Les installations de la Colborne Iron Works étaient situées à un mille des gisements de minerai. À l’automne de 1831, le haut fourneau était en service et l’usine produisait de quatre à cinq tonnes de gueuse par jour. Comme il n’y avait pas dans les environs un cours d’eau capable de faire fonctionner une soufflerie pour le jet d’air, celle-ci fut alimentée par une machine à vapeur de 15 chevaux. La nécessité d’utiliser la vapeur au lieu de l’eau comme force motrice ajouta quelque 3 000 $ par année aux frais de production. La pierre à chaux, servant à la réduction du minerai de fer, et le sable nécessaire au moulage étaient disponibles sur place. Le haut fourneau utilisait chaque jour environ 500 boisseaux de charbon, et celui-ci était fabriqué à l’usine même, à partir du bois de la région ; la quantité annuelle requise était évaluée approximativement à 200 acres de forêt et, en échange du bois, les associés offraient aux voisins de défricher leur terrain. Dans un guide de voyage, cet aspect du travail était présenté comme un avantage pour les futurs colons.

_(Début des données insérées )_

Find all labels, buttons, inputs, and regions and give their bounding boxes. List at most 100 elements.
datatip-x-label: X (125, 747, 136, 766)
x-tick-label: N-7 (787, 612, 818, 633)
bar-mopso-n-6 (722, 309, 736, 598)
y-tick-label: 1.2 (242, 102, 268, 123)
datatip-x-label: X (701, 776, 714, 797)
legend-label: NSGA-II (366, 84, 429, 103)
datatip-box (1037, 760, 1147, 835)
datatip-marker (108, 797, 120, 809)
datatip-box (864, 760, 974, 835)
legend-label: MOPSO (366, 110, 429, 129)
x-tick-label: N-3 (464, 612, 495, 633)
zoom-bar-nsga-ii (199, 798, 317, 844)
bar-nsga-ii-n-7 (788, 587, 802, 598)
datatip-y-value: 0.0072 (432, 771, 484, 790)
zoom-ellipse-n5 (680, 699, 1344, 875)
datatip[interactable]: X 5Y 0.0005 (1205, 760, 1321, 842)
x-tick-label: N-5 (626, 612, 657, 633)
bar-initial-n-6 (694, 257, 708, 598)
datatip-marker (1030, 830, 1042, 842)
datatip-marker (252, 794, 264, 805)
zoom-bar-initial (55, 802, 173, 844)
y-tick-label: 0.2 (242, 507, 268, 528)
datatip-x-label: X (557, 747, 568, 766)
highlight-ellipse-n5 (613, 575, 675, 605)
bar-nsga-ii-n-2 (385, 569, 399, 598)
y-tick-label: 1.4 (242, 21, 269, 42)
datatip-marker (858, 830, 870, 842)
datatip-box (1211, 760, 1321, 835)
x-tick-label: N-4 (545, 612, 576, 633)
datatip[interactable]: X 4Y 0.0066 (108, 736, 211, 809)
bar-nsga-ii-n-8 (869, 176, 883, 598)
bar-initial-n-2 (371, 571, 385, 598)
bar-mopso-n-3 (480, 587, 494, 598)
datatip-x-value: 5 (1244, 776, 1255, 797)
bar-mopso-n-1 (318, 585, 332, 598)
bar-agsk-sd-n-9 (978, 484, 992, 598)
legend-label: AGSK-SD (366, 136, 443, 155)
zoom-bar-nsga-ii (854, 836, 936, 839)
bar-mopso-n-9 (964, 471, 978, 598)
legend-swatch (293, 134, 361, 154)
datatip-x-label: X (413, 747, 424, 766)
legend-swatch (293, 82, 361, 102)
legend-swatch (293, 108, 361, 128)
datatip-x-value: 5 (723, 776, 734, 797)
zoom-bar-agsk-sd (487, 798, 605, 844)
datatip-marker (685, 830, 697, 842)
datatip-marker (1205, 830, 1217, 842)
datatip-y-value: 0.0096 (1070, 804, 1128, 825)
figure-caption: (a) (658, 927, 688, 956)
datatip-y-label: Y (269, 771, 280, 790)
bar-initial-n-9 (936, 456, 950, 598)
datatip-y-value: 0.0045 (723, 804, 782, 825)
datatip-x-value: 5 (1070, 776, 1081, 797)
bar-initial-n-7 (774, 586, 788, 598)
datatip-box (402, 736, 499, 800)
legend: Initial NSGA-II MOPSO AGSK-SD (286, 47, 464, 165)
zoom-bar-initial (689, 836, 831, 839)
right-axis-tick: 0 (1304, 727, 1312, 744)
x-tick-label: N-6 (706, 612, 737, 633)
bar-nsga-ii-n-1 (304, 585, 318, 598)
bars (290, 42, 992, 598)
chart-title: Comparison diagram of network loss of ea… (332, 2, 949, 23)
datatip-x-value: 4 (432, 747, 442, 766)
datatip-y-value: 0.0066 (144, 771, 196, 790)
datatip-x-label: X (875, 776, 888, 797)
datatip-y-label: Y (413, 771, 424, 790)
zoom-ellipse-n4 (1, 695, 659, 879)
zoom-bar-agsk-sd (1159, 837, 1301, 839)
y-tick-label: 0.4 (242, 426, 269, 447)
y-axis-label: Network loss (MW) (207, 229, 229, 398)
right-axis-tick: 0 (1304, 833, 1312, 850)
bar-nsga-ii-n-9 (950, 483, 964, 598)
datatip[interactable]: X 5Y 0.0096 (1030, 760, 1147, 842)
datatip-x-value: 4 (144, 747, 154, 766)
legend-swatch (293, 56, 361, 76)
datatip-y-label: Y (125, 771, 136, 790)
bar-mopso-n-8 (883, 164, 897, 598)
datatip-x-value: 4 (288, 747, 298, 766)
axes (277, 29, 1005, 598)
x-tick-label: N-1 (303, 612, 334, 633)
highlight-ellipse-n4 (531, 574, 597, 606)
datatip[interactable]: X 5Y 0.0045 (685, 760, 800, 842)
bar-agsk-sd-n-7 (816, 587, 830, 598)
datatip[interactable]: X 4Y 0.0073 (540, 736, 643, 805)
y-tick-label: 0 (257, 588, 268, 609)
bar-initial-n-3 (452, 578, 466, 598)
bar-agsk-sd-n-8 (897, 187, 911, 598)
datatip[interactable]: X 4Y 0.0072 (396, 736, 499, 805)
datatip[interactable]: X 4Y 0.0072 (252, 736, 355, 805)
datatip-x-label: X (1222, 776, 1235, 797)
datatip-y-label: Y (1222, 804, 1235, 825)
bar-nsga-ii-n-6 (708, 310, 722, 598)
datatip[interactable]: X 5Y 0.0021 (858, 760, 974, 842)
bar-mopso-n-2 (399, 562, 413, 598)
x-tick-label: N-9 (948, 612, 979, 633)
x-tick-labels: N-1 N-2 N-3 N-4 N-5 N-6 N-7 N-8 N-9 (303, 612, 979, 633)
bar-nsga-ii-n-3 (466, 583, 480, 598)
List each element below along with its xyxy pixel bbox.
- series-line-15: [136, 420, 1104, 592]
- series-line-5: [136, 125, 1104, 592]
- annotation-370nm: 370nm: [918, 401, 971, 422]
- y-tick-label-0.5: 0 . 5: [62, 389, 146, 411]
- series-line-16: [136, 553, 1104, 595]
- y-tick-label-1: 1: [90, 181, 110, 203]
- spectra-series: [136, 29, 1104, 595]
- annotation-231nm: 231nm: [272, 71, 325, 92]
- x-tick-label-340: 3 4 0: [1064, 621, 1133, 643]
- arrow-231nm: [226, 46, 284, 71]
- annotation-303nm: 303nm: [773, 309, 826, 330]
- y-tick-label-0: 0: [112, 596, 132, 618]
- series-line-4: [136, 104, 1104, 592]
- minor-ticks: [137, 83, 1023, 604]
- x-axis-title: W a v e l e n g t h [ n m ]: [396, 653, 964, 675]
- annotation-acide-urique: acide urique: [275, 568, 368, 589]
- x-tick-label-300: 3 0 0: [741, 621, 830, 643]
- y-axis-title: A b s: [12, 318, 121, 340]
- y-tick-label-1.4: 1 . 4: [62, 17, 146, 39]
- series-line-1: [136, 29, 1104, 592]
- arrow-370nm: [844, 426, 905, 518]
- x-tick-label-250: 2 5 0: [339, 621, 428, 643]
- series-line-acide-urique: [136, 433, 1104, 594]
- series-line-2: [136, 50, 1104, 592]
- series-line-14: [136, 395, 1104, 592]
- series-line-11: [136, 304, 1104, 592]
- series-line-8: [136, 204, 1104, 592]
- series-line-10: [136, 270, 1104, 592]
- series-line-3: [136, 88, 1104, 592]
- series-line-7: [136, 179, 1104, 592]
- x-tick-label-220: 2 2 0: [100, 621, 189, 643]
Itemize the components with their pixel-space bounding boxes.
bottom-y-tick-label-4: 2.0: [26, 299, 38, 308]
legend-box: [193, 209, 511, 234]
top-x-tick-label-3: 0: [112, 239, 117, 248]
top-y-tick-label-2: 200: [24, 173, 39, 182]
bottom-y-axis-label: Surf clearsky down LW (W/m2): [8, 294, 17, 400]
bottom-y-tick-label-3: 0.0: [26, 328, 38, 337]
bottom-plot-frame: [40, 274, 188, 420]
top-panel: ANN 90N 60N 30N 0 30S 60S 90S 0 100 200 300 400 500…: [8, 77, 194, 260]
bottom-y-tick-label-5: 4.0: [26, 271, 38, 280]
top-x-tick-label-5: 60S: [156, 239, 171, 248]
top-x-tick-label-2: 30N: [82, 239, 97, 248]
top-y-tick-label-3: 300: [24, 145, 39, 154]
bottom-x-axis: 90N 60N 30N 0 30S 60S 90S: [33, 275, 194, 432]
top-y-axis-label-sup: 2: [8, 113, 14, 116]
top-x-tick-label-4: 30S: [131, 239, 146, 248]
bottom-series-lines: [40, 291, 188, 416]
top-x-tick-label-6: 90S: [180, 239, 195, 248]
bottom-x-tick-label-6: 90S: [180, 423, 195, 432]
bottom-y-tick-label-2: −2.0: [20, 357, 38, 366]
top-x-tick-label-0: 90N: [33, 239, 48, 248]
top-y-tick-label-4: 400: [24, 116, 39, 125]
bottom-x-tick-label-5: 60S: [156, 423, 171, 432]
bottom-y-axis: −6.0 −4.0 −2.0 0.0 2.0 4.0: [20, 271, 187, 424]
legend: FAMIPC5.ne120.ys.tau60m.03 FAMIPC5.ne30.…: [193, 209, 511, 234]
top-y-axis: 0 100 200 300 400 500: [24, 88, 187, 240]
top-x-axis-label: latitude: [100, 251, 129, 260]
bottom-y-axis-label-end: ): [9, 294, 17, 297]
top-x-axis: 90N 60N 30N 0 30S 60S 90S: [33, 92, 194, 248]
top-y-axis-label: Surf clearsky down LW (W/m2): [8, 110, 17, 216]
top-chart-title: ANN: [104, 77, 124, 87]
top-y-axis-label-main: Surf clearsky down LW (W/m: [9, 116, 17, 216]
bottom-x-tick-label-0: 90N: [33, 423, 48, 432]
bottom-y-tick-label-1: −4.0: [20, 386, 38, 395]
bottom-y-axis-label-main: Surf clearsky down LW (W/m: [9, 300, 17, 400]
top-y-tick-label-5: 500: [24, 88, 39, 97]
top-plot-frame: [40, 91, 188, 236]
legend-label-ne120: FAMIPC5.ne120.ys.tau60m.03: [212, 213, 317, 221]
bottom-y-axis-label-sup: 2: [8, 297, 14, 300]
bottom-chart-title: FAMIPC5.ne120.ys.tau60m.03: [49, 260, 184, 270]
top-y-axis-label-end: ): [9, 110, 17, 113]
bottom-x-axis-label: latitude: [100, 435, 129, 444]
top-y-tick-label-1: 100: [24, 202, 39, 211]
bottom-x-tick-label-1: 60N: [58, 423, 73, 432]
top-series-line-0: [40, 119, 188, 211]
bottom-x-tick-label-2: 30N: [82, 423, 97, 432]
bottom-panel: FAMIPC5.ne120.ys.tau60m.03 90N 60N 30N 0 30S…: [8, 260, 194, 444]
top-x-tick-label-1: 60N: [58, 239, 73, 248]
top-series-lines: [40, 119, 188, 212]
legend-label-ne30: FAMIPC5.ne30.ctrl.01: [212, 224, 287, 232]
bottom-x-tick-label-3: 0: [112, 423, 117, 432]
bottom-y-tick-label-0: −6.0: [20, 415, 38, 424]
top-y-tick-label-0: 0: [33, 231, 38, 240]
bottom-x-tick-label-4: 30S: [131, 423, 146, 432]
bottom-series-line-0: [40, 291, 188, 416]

L’établissement, décrit plus tard comme grand bien que rudimentaire, comprenait aussi un bâtiment de moulage (60 pieds carrés), deux maisons d’habitation, deux baraquements et une forge. De 60 à 70 hommes étaient employés par l’entreprise et, selon un journal, les salaires étaient généreux. Aucune pièce moulée n’avait été faite à l’automne de 1831, mais on produisait assez de fer pour en exporter à York (Toronto) où, semble-t-il, la demande était forte. Dans les journaux de Kingston, d’York, de Hamilton et de Sandwich (Windsor) en date du ler mars 1832, Field et Cahoon annonçaient qu’ils étaient prêts à fournir du fer et, à l’ouverture de la navigation, des pièces moulées. Ils estimaient que leurs produits, des poêles et des articles de ménage, étaient « fabriqués en fer de première qualité et avec un soin ne pouvant être surpassé par aucun autre fabricant de la province ni de l’extérieur ». Des concurrents du Haut-Canada, comme Joseph Van Norman*, leur disputaient le marché de la province, mais les rivaux les plus importants étaient des producteurs américains, notamment ceux de Buffalo, dans l’état de New York. Les associés annonçaient « un produit meilleur [...] au moins aussi bon marché qu’à Buffalo » et ils espéraient ainsi « garder tout cet argent dans la province ».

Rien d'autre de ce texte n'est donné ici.